Nel 2010 saranno esattamente venti anni di lavoro, venti anni nei quali non c’è stato un solo giorno, uno solo, sotto padrone né con un qualsiasi tipo di contratto che non fosse la parola mai scritta.
Vent’anni di strette di mano, anche per rapporti di qualche anno, mai una firma o un foglio a forma di salvagente.

Non so come ci sia riuscito, certo un mix di fattori non tutti dipendenti soltanto da me stesso.
Per esempio un bel ruolo non può che averlo avuto la fiducia concessami nel tempo, perché se è vero che non ho mai avuto alcuna garanzia scritta per tutelarmi dalle cazzate di chi mi stava sopra, è anche vero che loro a loro volta non hanno mai avuto alcuna garanzia a tutela degli eventuali danni delle mie.
Dopo vent’anni posso permettermi un piccolo bilancio intermedio rispetto a questa cosa della tutela scritta, un bilancio che vantando un monte-cazzate (reciproche) pari a zero, mi rivela che in assenza di armi certe, si finisce col non cercare mai di spararsi a vicenda se non in pochi rari casi di livello umano troppo basso per far statistica.

Venti anni così però un problema lo creano ed è un problema visibile solo se ci si sofferma a pensarci e dopo vent’anni l’ho fatto: ho realizzato che vent’anni così, se all’inizio sono una bella scommessa, quando consolidati e fattisi schema diventano uno schema irreversibile.
Io non sarò mai capace di lavorare sotto padrone.
Le libertà garantite da questo tipo di rapporto, che all’inizio sono solo velleità, a schema consolidato diventano l’unico schema possibile.

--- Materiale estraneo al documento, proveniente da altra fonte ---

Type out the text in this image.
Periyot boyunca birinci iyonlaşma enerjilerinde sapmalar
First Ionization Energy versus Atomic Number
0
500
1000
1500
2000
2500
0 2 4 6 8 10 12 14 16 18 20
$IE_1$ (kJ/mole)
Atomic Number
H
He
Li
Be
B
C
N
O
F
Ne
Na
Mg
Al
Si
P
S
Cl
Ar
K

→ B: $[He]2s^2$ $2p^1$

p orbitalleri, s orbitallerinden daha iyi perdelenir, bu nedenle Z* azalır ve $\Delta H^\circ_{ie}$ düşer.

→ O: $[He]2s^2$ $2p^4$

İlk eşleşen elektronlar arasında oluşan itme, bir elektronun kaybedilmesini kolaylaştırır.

Ci pensavo ancora oggi, dopo l’ennesimo utilizzo della libertà più grande tra queste: la libertà di mandare affanculo chi pensa di starti sopra anche fisicamente.
Ci pensavo oggi, quando mi sono reso conto che in questi vent’anni ogni volta che nella mia mente è apparsa la parola “Vaffanculo” quella parola ha sempre e immancabilmente preso la via della bocca nel giro di uno al massimo due secondi, prezzo conseguente pagato sempre ma sempre e immancabilmente considerato inferiore al piacere della liberazione della parola.
Ci pensavo oggi quando mi sono reso conto che i secondi successivi alla parola, da sempre imbevuti di solo piacere, per un istante sono stati attraversati anche da una nuova e inattesa consapevolezza: a ogni vaffanculo io metto a rischio il domani.

Mi son chiesto il perché di questa novità, io che al domani in effetti ci pensavo già ieri pur liquidando la domanda con la risposta: andrà bene.
A colpi di esclusione ho capito che la novità è che il domani al quale pensavo fino a ieri era il mio domani e che quindi in quel domani avrei avuto da metterci solo e soltanto le mie scommesse, a oggi tutte vinte, mentre il domani al quale penso oggi è il nostro, nel quale le scommesse e gli azzardi cambiano il corso di due vite, non più solo della mia.

Io sono uno di quegli uomini noiosissimi ai quali piace dipingersi come provati dalla vita al punto da non voler più dire scemenze quali “Ti amo” più per l’affascinante immagine burbera che pensano di restituire di sé stessi, che per reale incapacità di pronunciarle, altro bilancio.
Poi mando affanculo qualcuno con la stessa velocità con la quale lo facevo ieri, ma a differenza di ieri sento di aver messo in qualche modo a repentaglio il futuro di qualcun altro che non sono io e a quel vaffanculo ci penso in maniera diversa, meno pancia piena, per un brevissimo istante vicina al concetto a me così estraneo di disponibilità al compromesso, se serve.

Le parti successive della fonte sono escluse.